El pulso en las urnas tiene un telón de fondo claramente deportivo. Enrique Riquelme, candidato opositor, ha sacudido el escenario prometiendo el fichaje de Erling Haaland, una maniobra que ha provocado la amenaza de acciones legales por parte del Manchester City. La respuesta del presidente saliente ha sido igual de contundente: promesa de un fichaje de nivel galáctico la próxima semana.
Florentino habló ante los medios españoles el jueves. Negó que se tratara de Olise, pero en los despachos de Valdebebas el nombre del extremo francés del Bayern encabeza la lista de prioridades para este verano. La hoja de ruta es clara: si Pérez sigue al mando, el objetivo número uno será Olise, por delante incluso del centrocampista de Paris Saint-Germain Joao Neves, también seguido por la dirección deportiva blanca.
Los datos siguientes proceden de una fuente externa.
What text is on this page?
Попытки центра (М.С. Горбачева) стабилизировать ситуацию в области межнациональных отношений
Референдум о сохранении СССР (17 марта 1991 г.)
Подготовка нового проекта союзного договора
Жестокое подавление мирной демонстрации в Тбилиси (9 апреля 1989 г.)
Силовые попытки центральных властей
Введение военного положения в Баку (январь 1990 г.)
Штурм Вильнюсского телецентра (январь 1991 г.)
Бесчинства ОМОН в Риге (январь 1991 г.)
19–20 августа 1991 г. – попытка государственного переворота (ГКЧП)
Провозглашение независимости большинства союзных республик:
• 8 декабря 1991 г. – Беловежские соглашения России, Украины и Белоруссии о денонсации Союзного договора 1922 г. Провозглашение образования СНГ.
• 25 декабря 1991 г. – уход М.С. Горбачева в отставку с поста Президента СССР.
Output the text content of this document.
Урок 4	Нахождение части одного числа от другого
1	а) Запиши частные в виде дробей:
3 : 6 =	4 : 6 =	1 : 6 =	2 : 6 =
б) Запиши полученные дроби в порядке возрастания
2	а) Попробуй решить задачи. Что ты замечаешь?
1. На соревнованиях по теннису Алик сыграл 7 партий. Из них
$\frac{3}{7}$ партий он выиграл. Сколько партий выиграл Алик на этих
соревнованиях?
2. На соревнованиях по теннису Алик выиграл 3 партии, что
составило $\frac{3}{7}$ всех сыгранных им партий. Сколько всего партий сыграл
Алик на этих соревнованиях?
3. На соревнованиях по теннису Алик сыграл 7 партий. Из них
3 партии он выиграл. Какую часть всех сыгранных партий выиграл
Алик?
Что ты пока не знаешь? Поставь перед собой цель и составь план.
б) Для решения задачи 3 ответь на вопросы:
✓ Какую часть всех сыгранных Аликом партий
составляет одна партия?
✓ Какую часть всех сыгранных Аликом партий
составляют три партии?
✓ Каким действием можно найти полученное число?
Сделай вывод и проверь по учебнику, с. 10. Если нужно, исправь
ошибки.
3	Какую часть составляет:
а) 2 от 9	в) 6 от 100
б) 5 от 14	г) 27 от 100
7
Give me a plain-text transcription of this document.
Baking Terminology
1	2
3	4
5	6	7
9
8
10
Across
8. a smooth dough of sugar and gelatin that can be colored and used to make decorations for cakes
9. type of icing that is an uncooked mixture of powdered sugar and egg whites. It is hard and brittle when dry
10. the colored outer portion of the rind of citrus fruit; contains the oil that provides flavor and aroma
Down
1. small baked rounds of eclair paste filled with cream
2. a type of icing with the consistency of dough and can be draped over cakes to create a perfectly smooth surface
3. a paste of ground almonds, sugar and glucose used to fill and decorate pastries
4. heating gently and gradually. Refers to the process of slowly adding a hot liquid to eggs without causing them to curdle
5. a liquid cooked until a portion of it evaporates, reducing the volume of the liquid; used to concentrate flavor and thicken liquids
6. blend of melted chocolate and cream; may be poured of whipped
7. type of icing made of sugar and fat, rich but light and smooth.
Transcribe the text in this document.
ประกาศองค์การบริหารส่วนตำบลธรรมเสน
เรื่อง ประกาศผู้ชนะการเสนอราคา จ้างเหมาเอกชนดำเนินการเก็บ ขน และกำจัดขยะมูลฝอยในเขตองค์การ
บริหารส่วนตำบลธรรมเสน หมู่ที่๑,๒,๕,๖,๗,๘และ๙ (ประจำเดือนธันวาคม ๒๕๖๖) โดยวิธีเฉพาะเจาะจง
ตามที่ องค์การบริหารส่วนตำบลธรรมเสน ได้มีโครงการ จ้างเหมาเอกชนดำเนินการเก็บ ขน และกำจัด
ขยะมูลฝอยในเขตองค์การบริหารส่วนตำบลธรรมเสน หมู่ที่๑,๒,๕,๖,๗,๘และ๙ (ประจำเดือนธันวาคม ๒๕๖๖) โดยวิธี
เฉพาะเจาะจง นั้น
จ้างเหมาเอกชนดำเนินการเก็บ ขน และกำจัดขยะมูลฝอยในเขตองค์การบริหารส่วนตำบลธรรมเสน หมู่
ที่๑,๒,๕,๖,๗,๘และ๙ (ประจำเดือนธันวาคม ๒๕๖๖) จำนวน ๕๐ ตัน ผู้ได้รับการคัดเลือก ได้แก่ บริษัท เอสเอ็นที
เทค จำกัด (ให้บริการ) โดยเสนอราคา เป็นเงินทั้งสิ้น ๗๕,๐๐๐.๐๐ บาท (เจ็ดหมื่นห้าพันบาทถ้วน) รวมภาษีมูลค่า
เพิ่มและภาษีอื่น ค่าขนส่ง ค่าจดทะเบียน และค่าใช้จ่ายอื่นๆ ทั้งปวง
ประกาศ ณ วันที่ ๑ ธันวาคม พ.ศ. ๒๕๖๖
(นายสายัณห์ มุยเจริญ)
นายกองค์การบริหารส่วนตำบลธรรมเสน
Olise, ex del Crystal Palace, se ha convertido en una de las sensaciones del fútbol europeo desde su llegada a Alemania en 2024. En apenas dos temporadas ha sido pieza clave en los dos títulos de Bundesliga conquistados por el equipo de Vincent Kompany y se ha instalado en la conversación de los mejores atacantes del mundo. Francia lo espera como uno de sus jugadores determinantes para el próximo Mundial. No es un proyecto, es una realidad.
Y precisamente por eso el Bayern no piensa rendirse. El contrato de Olise se extiende hasta 2029 y en Múnich están dispuestos a pelear duro para mantenerlo lejos del Santiago Bernabéu. El mensaje desde la cúpula bávara ya ha llegado: Uli Hoeness, presidente de honor, lo calificó directamente como “intransferible”. Una palabra que, históricamente, pocas veces ha frenado al Real Madrid cuando se ha obsesionado con un futbolista.
La ofensiva blanca tiene otro nombre propio: José Mourinho. Su regreso al banquillo madridista se dará por cerrado si Florentino gana las elecciones, y el técnico portugués ya ha dejado pistas de sus intenciones. Estuvo en la grada en la final de la Copa de Alemania del mes pasado, cuando el Bayern se impuso al Stuttgart, siguiendo de cerca la actuación de Olise. No fue una visita inocente. Fue una señal.
El contexto interno del Real Madrid explica la magnitud del movimiento que se prepara. Dos años sin levantar un solo título han encendido todas las alarmas en Chamartín. El club ha empezado a mover ficha incluso antes de que se abra el mercado: ya tiene acordado el fichaje de Ibrahima Konaté como agente libre y la llegada del defensa neerlandés Denzel Dumfries desde Internazionale. Refuerzos serios, pero ninguno con el impacto mediático y deportivo que supondría Olise.
El escenario es claro: un club herido en su orgullo, un presidente que busca revalidar su mandato con un golpe de efecto y un técnico que regresa con la intención de construir un equipo feroz desde el primer día. Entre todos, han puesto el foco en el extremo del Bayern.
La pregunta ya no es si el Real Madrid está dispuesto a ir con todo por Michael Olise. La cuestión es otra: ¿podrá siquiera el Bayern Múnich, con un contrato largo y la palabra “intransferible” sobre la mesa, resistir la embestida de 150 millones y el imán del Bernabéu?